I started riding things on two wheels over fifty years ago: from an old red scooter to my first 20-inch wheeled bike. At age 11, I began riding my first motorized two-wheeler. With only 65cc, I couldn’t really leave the neighborhood. Next came bigger bikes with lots more “speeds,” then motorized versions with 750 and 1100cc. After all these years of riding on two wheels, I would now tackle a most unique and odd two-wheeled vehicle: a Segway. It has no throttle or brakes, at least none as I know them.
The idea was to tour historic Yorktown, Virginia on a Segway. After watching a safety video and adjusting my helmet, I was ready to climb on board. The folks at Patriot Tours did a wonderful job of teaching me the ropes, the proper way to move about on this self balancing two-wheeler.
How hard could it be? Step on the platform and stand still and perfectly straight. I stepped on, and could feel myself rolling forward a couple of inches, and then back a couple of inches. I was rocking from my toes to my heels, and with each roll the Segway responded.
With a slight lean forward, my rocking stopped, and I very slowly began to move forward. To stop, all I needed to do was stand up straight.
Wow, it was easier than riding a bike? Turning required only a slight leaning of the handlebar. Standing straight and leaning the handlebar allowed you to turn around with no forward or backward movement.
Before leaving the shop, we each needed to demonstrate that we could move forward and backward, stop, and turn in place.
With our brief, but thorough, instructions we were off. We headed down the brick sidewalk and around the Watermans’ museum to the pathway along the York River. Our skills improved quickly as we rolled along. From the waterfront, we crossed the road under the watchful eye of our guide.

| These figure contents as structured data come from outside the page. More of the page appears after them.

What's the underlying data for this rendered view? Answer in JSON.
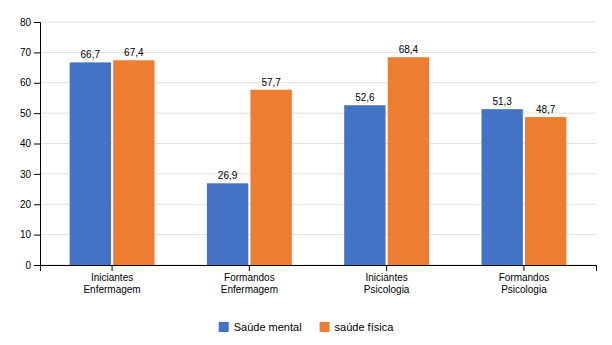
{
  "chart_data": {
    "type": "bar",
    "categories": [
      "Iniciantes\nEnfermagem",
      "Formandos\nEnfermagem",
      "Iniciantes\nPsicologia",
      "Formandos\nPsicologia"
    ],
    "series": [
      {
        "name": "Saúde mental",
        "color": "#4472c4",
        "values": [
          66.7,
          26.9,
          52.6,
          51.3
        ],
        "value_labels": [
          "66,7",
          "26,9",
          "52,6",
          "51,3"
        ]
      },
      {
        "name": "saúde física",
        "color": "#ed7d31",
        "values": [
          67.4,
          57.7,
          68.4,
          48.7
        ],
        "value_labels": [
          "67,4",
          "57,7",
          "68,4",
          "48,7"
        ]
      }
    ],
    "ylim": [
      0,
      80
    ],
    "yticks": [
      0,
      10,
      20,
      30,
      40,
      50,
      60,
      70,
      80
    ],
    "grid": true,
    "legend": "bottom",
    "data_labels": true
  }
}
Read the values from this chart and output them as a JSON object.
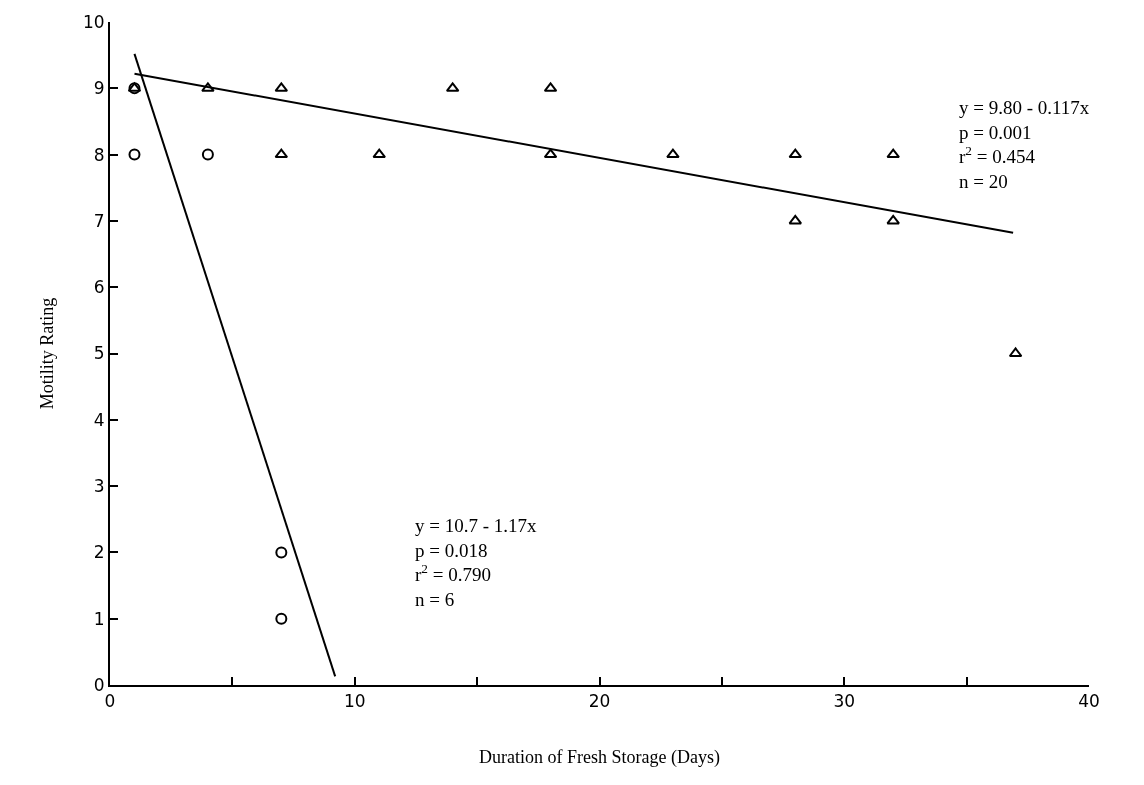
{
  "chart_data": {
    "type": "scatter",
    "xlabel": "Duration of Fresh Storage (Days)",
    "ylabel": "Motility Rating",
    "xlim": [
      0,
      40
    ],
    "xticks": [
      0,
      {
        "value": 5,
        "label": null
      },
      10,
      {
        "value": 15,
        "label": null
      },
      20,
      {
        "value": 25,
        "label": null
      },
      30,
      {
        "value": 35,
        "label": null
      },
      40
    ],
    "ylim": [
      0,
      10
    ],
    "yticks": [
      0,
      1,
      2,
      3,
      4,
      5,
      6,
      7,
      8,
      9,
      10
    ],
    "series": [
      {
        "marker": "triangle",
        "color": "#000000",
        "x": [
          4,
          7,
          7,
          11,
          14,
          18,
          18,
          23,
          28,
          28,
          32,
          32,
          37,
          1
        ],
        "values": [
          9,
          9,
          8,
          8,
          9,
          9,
          8,
          8,
          8,
          7,
          8,
          7,
          5,
          9
        ]
      },
      {
        "marker": "circle",
        "color": "#000000",
        "x": [
          1,
          4,
          7,
          7,
          1
        ],
        "values": [
          8,
          8,
          2,
          1,
          9
        ]
      },
      {
        "type": "line",
        "marker": "none",
        "line_style": "solid",
        "color": "#000000",
        "x": [
          1,
          36.9
        ],
        "values": [
          9.22,
          6.82
        ]
      },
      {
        "type": "line",
        "marker": "none",
        "line_style": "solid",
        "color": "#000000",
        "x": [
          1,
          9.2
        ],
        "values": [
          9.52,
          0.13
        ]
      }
    ],
    "annotations": [
      "y = 9.80 - 0.117x\np = 0.001\nr$^{2}$ = 0.454\nn = 20",
      "y = 10.7 - 1.17x\np = 0.018\nr$^{2}$ = 0.790\nn = 6"
    ]
  }
}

Heading up a steep hill we entered the Historic District, a car-free zone. Our guide told us about the buildings and people who once lived in them. Looking closely at the old brick buildings, you could see damage from cannon balls fired during the Battle of Yorktown. Our guide pointed to a building that still had two cannon balls embedded in the exterior. The one between the second story windows, has been there since the battle in 1781. The lower one is a replacement for the original that was stolen in the ’40s.
Our next stop was the first memorial to the Revolutionary War on U.S. soil, the Yorktown Victory Monument. Dedicated in 1881 for the centennial of the victory, the memorial is 95 feet tall. It is topped with the figure of Liberty. Thirty-nine stars represent the 39 states of the Union, and 13 female figures represent the original 13 states.
Heading back down the hill and to the waterfront, we watched a schooner sailing on the York River as we returned to the shop we started from.
With one experienced and three first-time Segway riders, we safely and easily toured historic Yorktown.
I also want to have this kind of Segway.